Thanks Brandi =p I'll get started looking in a week. Perhaps I won't have to program anything myself, wouldn't that be nice. edit: well, a week is the soonest I can.
I'll just get someone to host it for me for a bit. If I were really hacking Wilders users social engineering wouldn't be an issue lol who doesn't trust Hungry Man?
Okies, turning off UAC, Comodo, and SandboxIE. I consult MBAM oracle and Beefy Miracle for advice.
Anyhow...PoC versus AE. Collision??
Sounds fair enough. Do I need to bypass Proxomitron so your code isn't filtered out? I don't use FireFox so whatever you pick would need to work against Seamonkey as well. BTW, if it uses any version of IE, it won't work here. Feel free to target either OS I use (XP-pro or 98SE). If you can't post the link, PM it to me.
Quite true, which is why I don't allow cmd.exe to execute in user mode. My core security policy assumes that all attack surface apps are exploitable and will be targeted. As much as possible, I isolate these apps from each other and from the rest of the system by restricting parent-child permissions, low level access, interprocess messaging, command line parameters, etc. It's been a while since I regularly tested my physical system with real malware. A lot of it was part of the beta testing of SSM. Almost without exception, I not only had to allow the initial launch of the malware, I had to allow a 2nd action for the malware or exploit to function.

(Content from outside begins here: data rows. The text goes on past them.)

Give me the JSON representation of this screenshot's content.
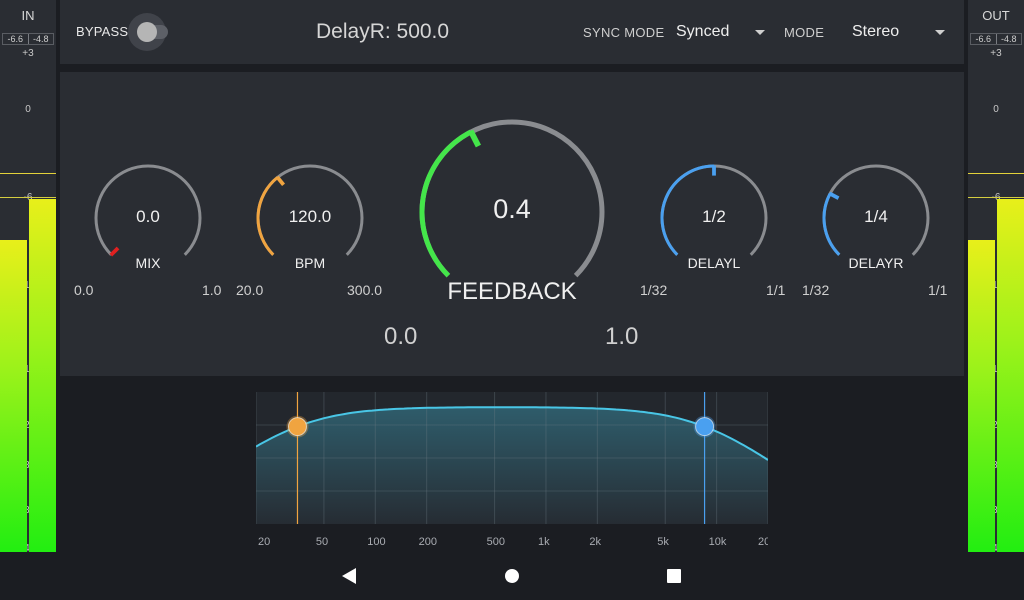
{
  "meters": {
    "in": {
      "title": "IN",
      "peak_left": "-6.6",
      "peak_right": "-4.8",
      "scale": [
        "+3",
        "0",
        "-6",
        "-12",
        "-18",
        "-24",
        "-30",
        "-36",
        "-42"
      ],
      "level_left": 0.565,
      "level_right": 0.64,
      "color_top": "#e8ef1a",
      "color_bottom": "#22ee11"
    },
    "out": {
      "title": "OUT",
      "peak_left": "-6.6",
      "peak_right": "-4.8",
      "scale": [
        "+3",
        "0",
        "-6",
        "-12",
        "-18",
        "-24",
        "-30",
        "-36",
        "-42"
      ],
      "level_left": 0.565,
      "level_right": 0.64,
      "color_top": "#e8ef1a",
      "color_bottom": "#22ee11"
    }
  },
  "header": {
    "bypass_label": "BYPASS",
    "bypass_on": false,
    "value_display": "DelayR: 500.0",
    "sync_mode_label": "SYNC MODE",
    "sync_mode_value": "Synced",
    "mode_label": "MODE",
    "mode_value": "Stereo"
  },
  "knobs": {
    "mix": {
      "label": "MIX",
      "value": "0.0",
      "min": "0.0",
      "max": "1.0",
      "fraction": 0.0,
      "color": "#e02020"
    },
    "bpm": {
      "label": "BPM",
      "value": "120.0",
      "min": "20.0",
      "max": "300.0",
      "fraction": 0.357,
      "color": "#f0a440"
    },
    "feedback": {
      "label": "FEEDBACK",
      "value": "0.4",
      "min": "0.0",
      "max": "1.0",
      "fraction": 0.4,
      "color": "#44e64a"
    },
    "delayl": {
      "label": "DELAYL",
      "value": "1/2",
      "min": "1/32",
      "max": "1/1",
      "fraction": 0.5,
      "color": "#4aa0f0"
    },
    "delayr": {
      "label": "DELAYR",
      "value": "1/4",
      "min": "1/32",
      "max": "1/1",
      "fraction": 0.27,
      "color": "#4aa0f0"
    }
  },
  "eq": {
    "freq_labels": [
      "20",
      "50",
      "100",
      "200",
      "500",
      "1k",
      "2k",
      "5k",
      "10k",
      "20k"
    ],
    "low_cut_hz": 35,
    "high_cut_hz": 8500,
    "low_color": "#f0a440",
    "high_color": "#4aa0f0",
    "curve_color": "#49c6e6"
  },
  "nav": {
    "back": "back-icon",
    "home": "home-icon",
    "recents": "recents-icon"
  }
}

One particular activity I saw on a few occasions could lead to the compromising of what is being called "trusted executables" here. The particular malware samples I have targeted explorer.exe in that manner. Once the original code is allowed, explorer.exe tries to launch another instance of itself, then terminates the original. The 2nd instance has code injected into it in memory. On most PCs, this behavior is allowed. Among users who employ default-deny and who have applied it to parent-child permissions often overlook the executables permissions in relation to another instance of itself.

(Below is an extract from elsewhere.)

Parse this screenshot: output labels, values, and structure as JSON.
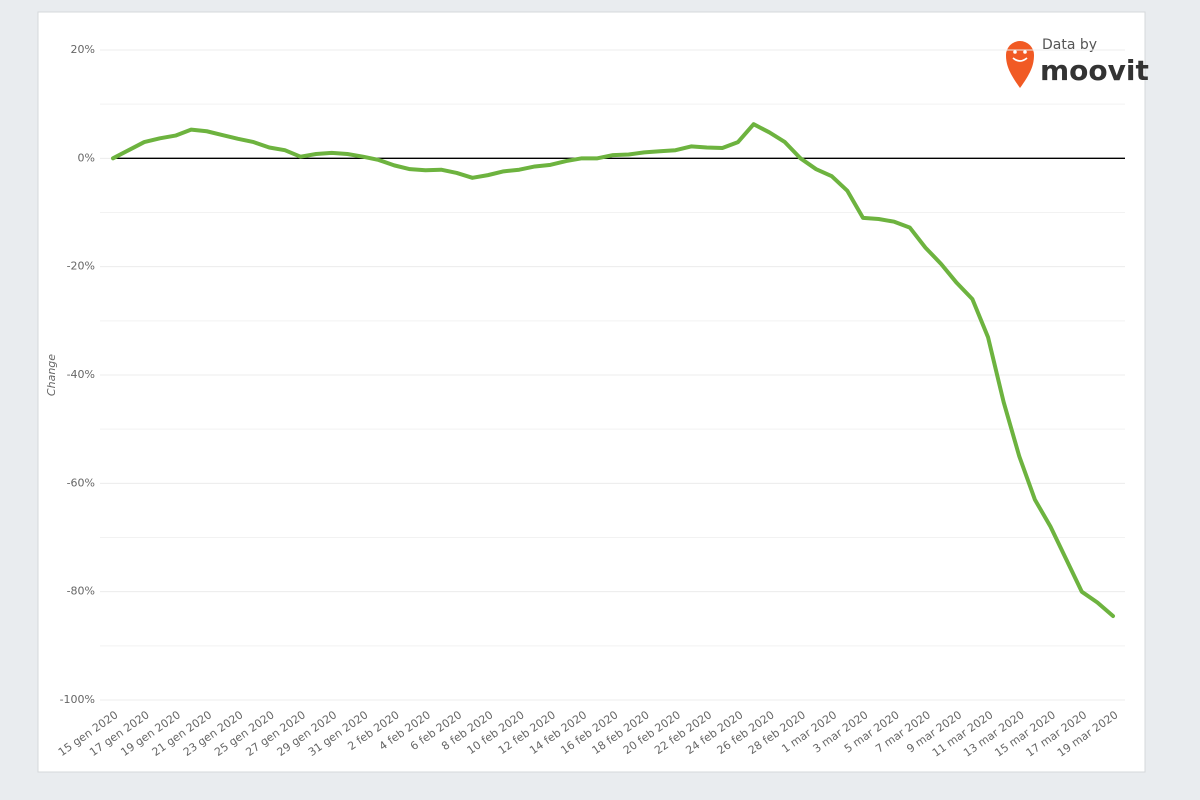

I'll probably be picking Firefox and some old exploit that I can use reliably. I'm not interested in proving that I can hack you or anyone else, the goal is to show that I can control a process if I've exploited it ie: I'll drop a file and a registry key.
It's not about bypassing proximotron or anything else, just AEs.
You can run a VM or something without your security software and only with the AE if you'd like to see it work *if* it even works. I'm not looking into it for at least a week.
But if I can't convince people by telling them that a process can be controlled by an attacker I guess showing makes the most sense. I've been meaning to do something fun anyways.
I'm glad to see my post reignited your debate lol.